To sum up, there’s more than one
way to block GTPase activity: directly, or by preventing activation by an
associated GEF. The new paper focuses on Rgl2, a GEF that serves RalA and RalB.
Rgl2 sports four surface-exposed
cysteine residues, so the researchers screened the protein against a library of
1260 electrophilic fragments at 75 µM for 24 hours at 4 °C and then assessed whether
it could still activate RalB. 50 fragments inhibited guanine nucleotide
exchange by at least 30%, and a dozen were studied in detail. All were
time-dependent inhibitors and had EC50 values from 2.6 to 120 µM at 24 hours.
Next, the researchers mutated
each of the four surface-exposed cysteine residues to serine. The twelve fragments
still inhibited all the mutants except C284S. SOS1 does not contain a cysteine
at the position corresponding to C284, and indeed none of the twelve fragments significantly inhibited SOS1 activation of KRAS. All this suggests the fragments act via modification of C284.

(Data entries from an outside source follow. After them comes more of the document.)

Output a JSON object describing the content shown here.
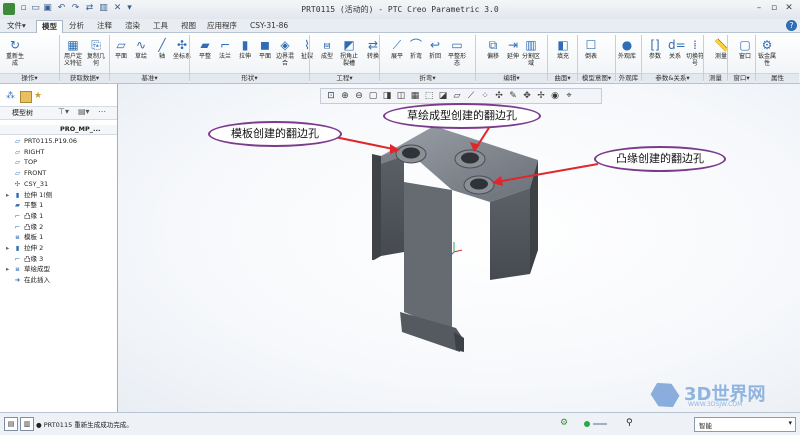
{
  "window": {
    "title": "PRT0115 (活动的) - PTC Creo Parametric 3.0"
  },
  "tabs": [
    {
      "label": "文件▾"
    },
    {
      "label": "模型"
    },
    {
      "label": "分析"
    },
    {
      "label": "注释"
    },
    {
      "label": "渲染"
    },
    {
      "label": "工具"
    },
    {
      "label": "视图"
    },
    {
      "label": "应用程序"
    },
    {
      "label": "CSY-31-86"
    }
  ],
  "ribbon": {
    "buttons": [
      {
        "label": "重新生成",
        "icon": "regenerate-icon",
        "glyph": "↻"
      },
      {
        "label": "用户定义特征",
        "icon": "udf-icon",
        "glyph": "▦"
      },
      {
        "label": "复制几何",
        "icon": "copy-geom-icon",
        "glyph": "⎘"
      },
      {
        "label": "平面",
        "icon": "plane-icon",
        "glyph": "▱"
      },
      {
        "label": "草绘",
        "icon": "sketch-icon",
        "glyph": "∿"
      },
      {
        "label": "轴",
        "icon": "axis-icon",
        "glyph": "╱"
      },
      {
        "label": "坐标系",
        "icon": "csys-icon",
        "glyph": "✣"
      },
      {
        "label": "平整",
        "icon": "flat-icon",
        "glyph": "▰"
      },
      {
        "label": "法兰",
        "icon": "flange-icon",
        "glyph": "⌐"
      },
      {
        "label": "拉伸",
        "icon": "extrude-icon",
        "glyph": "▮"
      },
      {
        "label": "平面",
        "icon": "planar-icon",
        "glyph": "◼"
      },
      {
        "label": "边界混合",
        "icon": "boundary-icon",
        "glyph": "◈"
      },
      {
        "label": "扯裂",
        "icon": "rip-icon",
        "glyph": "⌇"
      },
      {
        "label": "成型",
        "icon": "form-icon",
        "glyph": "⩏"
      },
      {
        "label": "拐角止裂槽",
        "icon": "corner-relief-icon",
        "glyph": "◩"
      },
      {
        "label": "转换",
        "icon": "convert-icon",
        "glyph": "⇄"
      },
      {
        "label": "展平",
        "icon": "unbend-icon",
        "glyph": "⟋"
      },
      {
        "label": "折弯",
        "icon": "bend-icon",
        "glyph": "⌒"
      },
      {
        "label": "折回",
        "icon": "bendback-icon",
        "glyph": "↩"
      },
      {
        "label": "平整形态",
        "icon": "flat-pattern-icon",
        "glyph": "▭"
      },
      {
        "label": "偏移",
        "icon": "offset-icon",
        "glyph": "⧉"
      },
      {
        "label": "延伸",
        "icon": "extend-icon",
        "glyph": "⇥"
      },
      {
        "label": "分割区域",
        "icon": "split-icon",
        "glyph": "▥"
      },
      {
        "label": "填充",
        "icon": "fill-icon",
        "glyph": "◧"
      },
      {
        "label": "倒表",
        "icon": "table-icon",
        "glyph": "☐"
      },
      {
        "label": "外观库",
        "icon": "appearance-icon",
        "glyph": "●"
      },
      {
        "label": "参数",
        "icon": "param-icon",
        "glyph": "[]"
      },
      {
        "label": "关系",
        "icon": "relations-icon",
        "glyph": "d="
      },
      {
        "label": "切换符号",
        "icon": "switch-sym-icon",
        "glyph": "⁞"
      },
      {
        "label": "测量",
        "icon": "measure-icon",
        "glyph": "📏"
      },
      {
        "label": "窗口",
        "icon": "window-icon",
        "glyph": "▢"
      },
      {
        "label": "钣金属性",
        "icon": "sm-props-icon",
        "glyph": "⚙"
      }
    ],
    "groups": [
      {
        "label": "操作▾"
      },
      {
        "label": "获取数据▾"
      },
      {
        "label": "基准▾"
      },
      {
        "label": "形状▾"
      },
      {
        "label": "工程▾"
      },
      {
        "label": "折弯▾"
      },
      {
        "label": "编辑▾"
      },
      {
        "label": "曲面▾"
      },
      {
        "label": "模型意图▾"
      },
      {
        "label": "外观库"
      },
      {
        "label": "参数&关系▾"
      },
      {
        "label": "测量"
      },
      {
        "label": "窗口▾"
      },
      {
        "label": "属性"
      }
    ]
  },
  "sidebar": {
    "header": "模型树",
    "column_header": "PRO_MP_...",
    "items": [
      {
        "label": "PRT0115.P19.06",
        "glyph": "▱",
        "expand": ""
      },
      {
        "label": "RIGHT",
        "glyph": "▱",
        "expand": ""
      },
      {
        "label": "TOP",
        "glyph": "▱",
        "expand": ""
      },
      {
        "label": "FRONT",
        "glyph": "▱",
        "expand": ""
      },
      {
        "label": "CSY_31",
        "glyph": "✣",
        "expand": ""
      },
      {
        "label": "拉伸 1(侧",
        "glyph": "▮",
        "expand": "▸"
      },
      {
        "label": "平整 1",
        "glyph": "▰",
        "expand": ""
      },
      {
        "label": "凸缘 1",
        "glyph": "⌐",
        "expand": ""
      },
      {
        "label": "凸缘 2",
        "glyph": "⌐",
        "expand": ""
      },
      {
        "label": "模板 1",
        "glyph": "⩏",
        "expand": ""
      },
      {
        "label": "拉伸 2",
        "glyph": "▮",
        "expand": "▸"
      },
      {
        "label": "凸缘 3",
        "glyph": "⌐",
        "expand": ""
      },
      {
        "label": "草绘成型",
        "glyph": "⩏",
        "expand": "▸"
      },
      {
        "label": "在此插入",
        "glyph": "➜",
        "expand": ""
      }
    ]
  },
  "annotations": {
    "template": "模板创建的翻边孔",
    "sketch": "草绘成型创建的翻边孔",
    "flange": "凸缘创建的翻边孔"
  },
  "statusbar": {
    "message": "● PRT0115 重新生成成功完成。",
    "filter": "智能"
  },
  "watermark": {
    "brand": "3D世界网",
    "url": "WWW.3DSJW.COM"
  },
  "colors": {
    "accent": "#2f6db5",
    "callout_border": "#7a3b8c",
    "arrow": "#e0262b",
    "part": "#6f7379"
  }
}
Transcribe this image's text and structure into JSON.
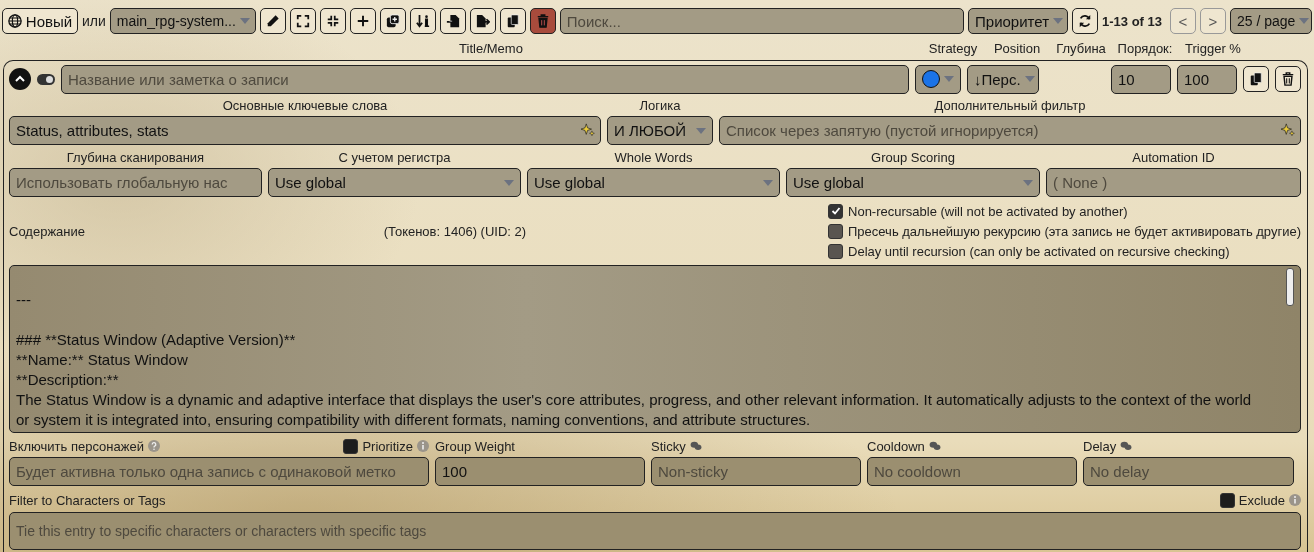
{
  "toolbar": {
    "new_button": "Новый",
    "or_label": "или",
    "book_select": "main_rpg-system...",
    "search": {
      "placeholder": "Поиск..."
    },
    "sort_select": "Приоритет",
    "pagination": "1-13 of 13",
    "prev_button": "<",
    "next_button": ">",
    "page_size": "25 / page"
  },
  "column_headers": [
    "Title/Memo",
    "Strategy",
    "Position",
    "Глубина",
    "Порядок:",
    "Trigger %"
  ],
  "entry": {
    "expanded": true,
    "enabled": true,
    "title": {
      "placeholder": "Название или заметка о записи"
    },
    "position": "↓Перс.",
    "order": "10",
    "trigger": "100",
    "keywords": {
      "label": "Основные ключевые слова",
      "value": "Status, attributes, stats"
    },
    "logic": {
      "label": "Логика",
      "value": "И ЛЮБОЙ"
    },
    "secondary_filter": {
      "label": "Дополнительный фильтр",
      "placeholder": "Список через запятую (пустой игнорируется)"
    },
    "settings": [
      {
        "label": "Глубина сканирования",
        "kind": "input",
        "placeholder": "Использовать глобальную нас"
      },
      {
        "label": "С учетом регистра",
        "kind": "select",
        "value": "Use global"
      },
      {
        "label": "Whole Words",
        "kind": "select",
        "value": "Use global"
      },
      {
        "label": "Group Scoring",
        "kind": "select",
        "value": "Use global"
      },
      {
        "label": "Automation ID",
        "kind": "input",
        "placeholder": "( None )"
      }
    ],
    "content_label": "Содержание",
    "token_info": "(Токенов:  1406)  (UID: 2)",
    "checkboxes": [
      {
        "label": "Non-recursable (will not be activated by another)",
        "checked": true
      },
      {
        "label": "Пресечь дальнейшую рекурсию (эта запись не будет активировать другие)",
        "checked": false
      },
      {
        "label": "Delay until recursion (can only be activated on recursive checking)",
        "checked": false
      }
    ],
    "content": "\n---\n\n### **Status Window (Adaptive Version)**\n**Name:** Status Window\n**Description:**\nThe Status Window is a dynamic and adaptive interface that displays the user's core attributes, progress, and other relevant information. It automatically adjusts to the context of the world or system it is integrated into, ensuring compatibility with different formats, naming conventions, and attribute structures.",
    "prioritize": {
      "label": "Prioritize",
      "checked": false
    },
    "bottom_fields": [
      {
        "label": "Включить персонажей",
        "placeholder": "Будет активна только одна запись с одинаковой метко"
      },
      {
        "label": "Group Weight",
        "value": "100"
      },
      {
        "label": "Sticky",
        "placeholder": "Non-sticky"
      },
      {
        "label": "Cooldown",
        "placeholder": "No cooldown"
      },
      {
        "label": "Delay",
        "placeholder": "No delay"
      }
    ],
    "filter": {
      "label": "Filter to Characters or Tags",
      "placeholder": "Tie this entry to specific characters or characters with specific tags"
    },
    "exclude": {
      "label": "Exclude",
      "checked": false
    }
  }
}
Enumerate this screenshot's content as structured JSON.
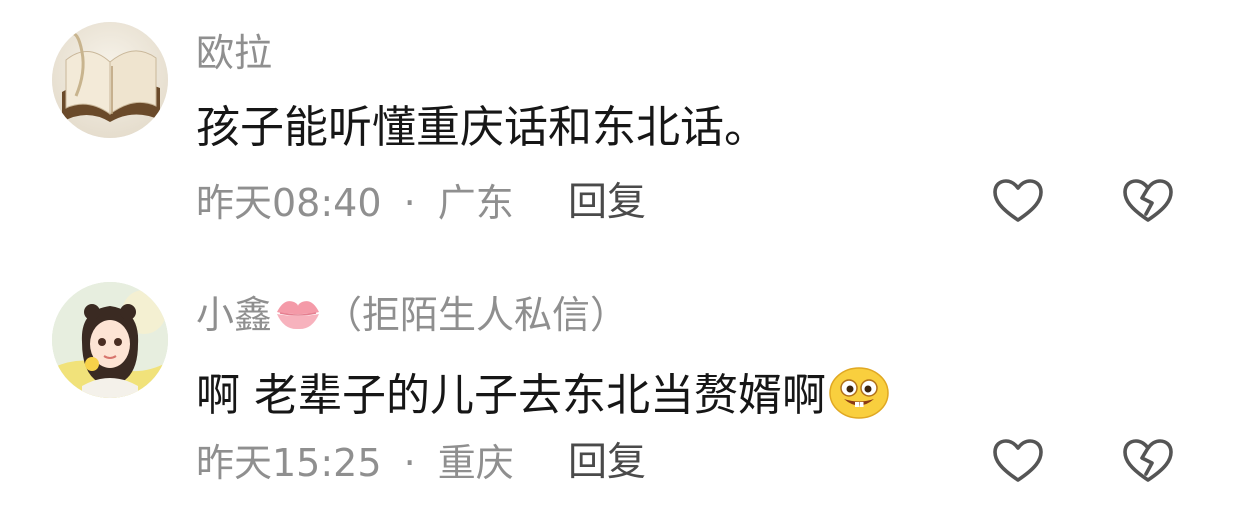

The easiest and most direct
measurement of covalent binding is with intact protein mass spectrometry, and
the researchers confirmed that 10 of the 12 fragments did in fact form adducts.
Interestingly, Rgl2 was modified two or three times by each fragment, which is
perhaps not surprising given that they had relatively reactive warheads (chloroacetamides
or propiolamides). Mass-spec studies with the mutants revealed that most of the
modifications were at C284 and C508.
Whether or not these fragments
are advanceable, the discovery that modification of C284 inhibits Rgl2 is useful.
Interestingly, C284 is near but not at the Ral binding interface, and the
researchers suggest that their fragments block protein activity allosterically. I
believe such allosteric sites are common throughout the proteome, and readily addressable
using covalent approaches. Watch this space!